Businesses are working hard to conform to traditional heuristics like Rule of 40, i.e., the idea that the sum of revenue growth and profit margin should equal 40%+, a metric that Bessemer helped popularize.
Executives of both private and public cloud companies often believe free cash flow (FCF) margins are just as important as (if not more important than) growth and that the trade-off is 1:1. Many finance executives love the Rule of 40 for its clarity, but assigning equal weight to growth and profitability for late-stage businesses is flawed and has caused misguided business decisions.
Our take:
Growth needs to remain the primary priority for businesses with adequate FCF margins. While the focus on efficiency is well-founded, the traditional Rule of 40 math is dead wrong as you approach breakeven and turn free cash flow positive.
The world has over-rotated into an FCF margin mindset over a growth mindset, which is backward for growing efficient businesses. Long-term models show that even in tight markets, growth should be valued at least ~2x to 3x more than FCF margin.

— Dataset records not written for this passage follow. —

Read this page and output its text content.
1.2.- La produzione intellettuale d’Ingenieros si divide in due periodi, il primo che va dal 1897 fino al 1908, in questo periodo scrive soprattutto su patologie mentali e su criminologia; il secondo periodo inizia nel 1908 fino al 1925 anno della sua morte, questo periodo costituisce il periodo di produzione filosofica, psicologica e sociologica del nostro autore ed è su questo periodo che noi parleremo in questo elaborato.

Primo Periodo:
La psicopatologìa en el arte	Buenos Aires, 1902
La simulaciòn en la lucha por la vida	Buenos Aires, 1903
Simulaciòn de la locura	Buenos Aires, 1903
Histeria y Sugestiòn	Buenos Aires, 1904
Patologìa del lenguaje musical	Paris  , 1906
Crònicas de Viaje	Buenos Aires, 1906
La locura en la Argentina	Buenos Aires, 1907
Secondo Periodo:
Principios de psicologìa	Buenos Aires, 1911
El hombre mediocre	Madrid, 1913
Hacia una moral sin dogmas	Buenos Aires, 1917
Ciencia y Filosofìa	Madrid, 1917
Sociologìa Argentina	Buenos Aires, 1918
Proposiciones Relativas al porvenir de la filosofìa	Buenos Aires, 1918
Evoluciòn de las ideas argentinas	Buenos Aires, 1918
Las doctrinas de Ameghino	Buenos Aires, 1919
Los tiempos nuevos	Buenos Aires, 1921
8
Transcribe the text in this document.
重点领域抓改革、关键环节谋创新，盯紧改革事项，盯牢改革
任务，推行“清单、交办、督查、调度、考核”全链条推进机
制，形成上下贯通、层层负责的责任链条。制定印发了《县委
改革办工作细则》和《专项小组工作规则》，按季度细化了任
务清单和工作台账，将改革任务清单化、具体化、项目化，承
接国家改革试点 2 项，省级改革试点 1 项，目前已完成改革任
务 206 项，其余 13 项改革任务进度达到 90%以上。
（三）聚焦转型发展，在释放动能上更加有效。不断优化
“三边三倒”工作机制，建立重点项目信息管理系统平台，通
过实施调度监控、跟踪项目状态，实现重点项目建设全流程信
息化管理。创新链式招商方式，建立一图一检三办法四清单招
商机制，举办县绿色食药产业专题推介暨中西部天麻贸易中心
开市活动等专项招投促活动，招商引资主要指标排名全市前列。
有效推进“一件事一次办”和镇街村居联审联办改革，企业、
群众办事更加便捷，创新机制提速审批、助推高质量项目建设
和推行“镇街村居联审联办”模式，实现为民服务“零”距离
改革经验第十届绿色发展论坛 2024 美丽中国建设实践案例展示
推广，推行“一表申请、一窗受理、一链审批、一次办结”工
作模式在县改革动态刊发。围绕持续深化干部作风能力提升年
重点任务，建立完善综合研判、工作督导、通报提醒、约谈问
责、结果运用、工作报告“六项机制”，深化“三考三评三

Assigning equal weight to growth and profitability for late-stage businesses is flawed and has caused misguided business decisions.
Why?
While a margin increase has a linear impact on value, a growth rate increase can have a compounding impact on value. We show the detailed math below, and it’s confirmed by public market valuation correlations when you backtest the relative importance of growth versus FCF margin. The actual ratio fluctuates massively in the short-term — ranging from ~2x to ~9x in the past handful of years — but over the long-term, the ratio typically settles at 2x to 3x more value for growth over profitability.
We recommend that even the most conservative financial planners can safely use a ratio of ~2x growth over profitability for late-stage private businesses; public companies with lower costs of capital can use a ~2 to 3x multiple (as long as the growth is efficient).